When Ms Mary Amutabi, a resident of Vihiga, was referred to Jaramogi Oginga Odinga Teaching and Referral Hospital for dialysis two weeks ago, she did not anticipate to experience the challenges that come with acute blood crisis.
The Level Five facility, popularly known as ‘Russia’ by locals, has run out of blood, with patients like Ms Amutabi now forced to request their family members to donate blood.
The hospital’s CEO, Dr Peter Okoth, said the blood donations from patients’ relatives is not enough.
"Usually the blood from relatives is a small push for us. There is a likelihood of failing to get the compatible blood group for the patient,” Dr Okoth said.
He added: "There are those who do not have relatives to donate blood, where do they go to and they are the majority?"
Dr Okoth said they have planned a blood donation initiative scheduled for today (Thursday), adding that they are targeting to collect about 480 pints of blood.
The gradual withdrawal of the US President’s Emergency Plan for Aids Relief (Pepfar) funding since 2014 and the failure by the government to plug the resulting gap have caused a crisis in regional and satellite blood banks.
Funding for the Kenya National Blood Transfusion Service ceased last year.
The Kisumu Blood Transfusion Centre has a capacity to store up to 5,000 units of blood, but it currently has less than 400 units.
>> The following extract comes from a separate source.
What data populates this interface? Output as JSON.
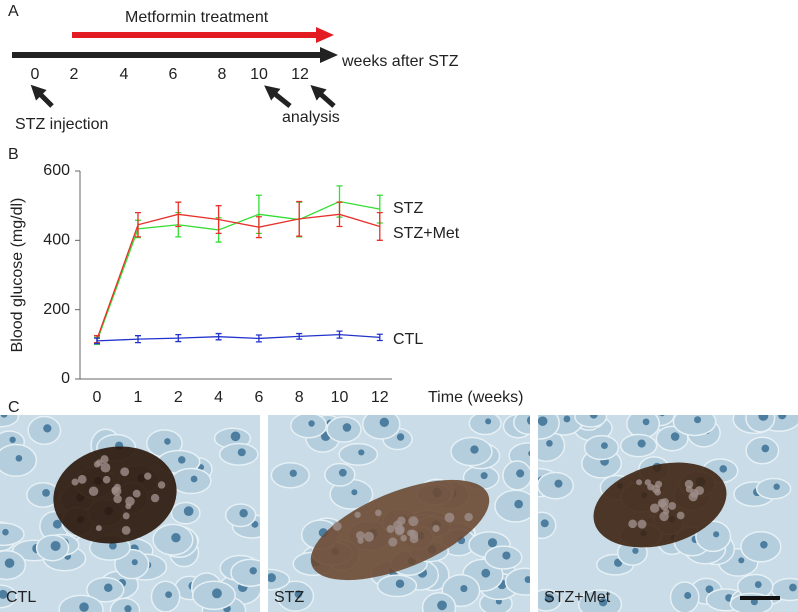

Reduced funding has curtailed outreach programmes.
Regional Blood Transfusion Centre deputy director Mathew Odera told the Nation the Covid-19 pandemic has affected blood donations.
"We cannot full rely on blood donated by patients’ relatives. It becomes a challenge, with the limited number of blood units available to serve the whole region,” said Mr Odera.
The shortage of blood in regional and satellite centres has compelled some hospitals to run their own collections. Since the process is costly, hospitals pass the expenses to patients.
Regional blood banks
Last year, Kenya collected 164,000 units of blood against the World Health Organization (WHO) recommended minimum of one per cent of the population (480,000 units).
According to the WHO guidelines, the optimum requirement for Kenya’s population is 960,000 units per year.
The government set up six regional blood banks 20 years ago upon WHO recommendations to streamline the process of blood collection.
This led to a more structured collection, screening, storage and distribution of blood by the six banks in Nairobi, Embu, Nakuru, Mombasa, Eldoret and Kisumu.
The plan was heavily financed by Pepfar, which hoped the government would step in when the US ended the funding.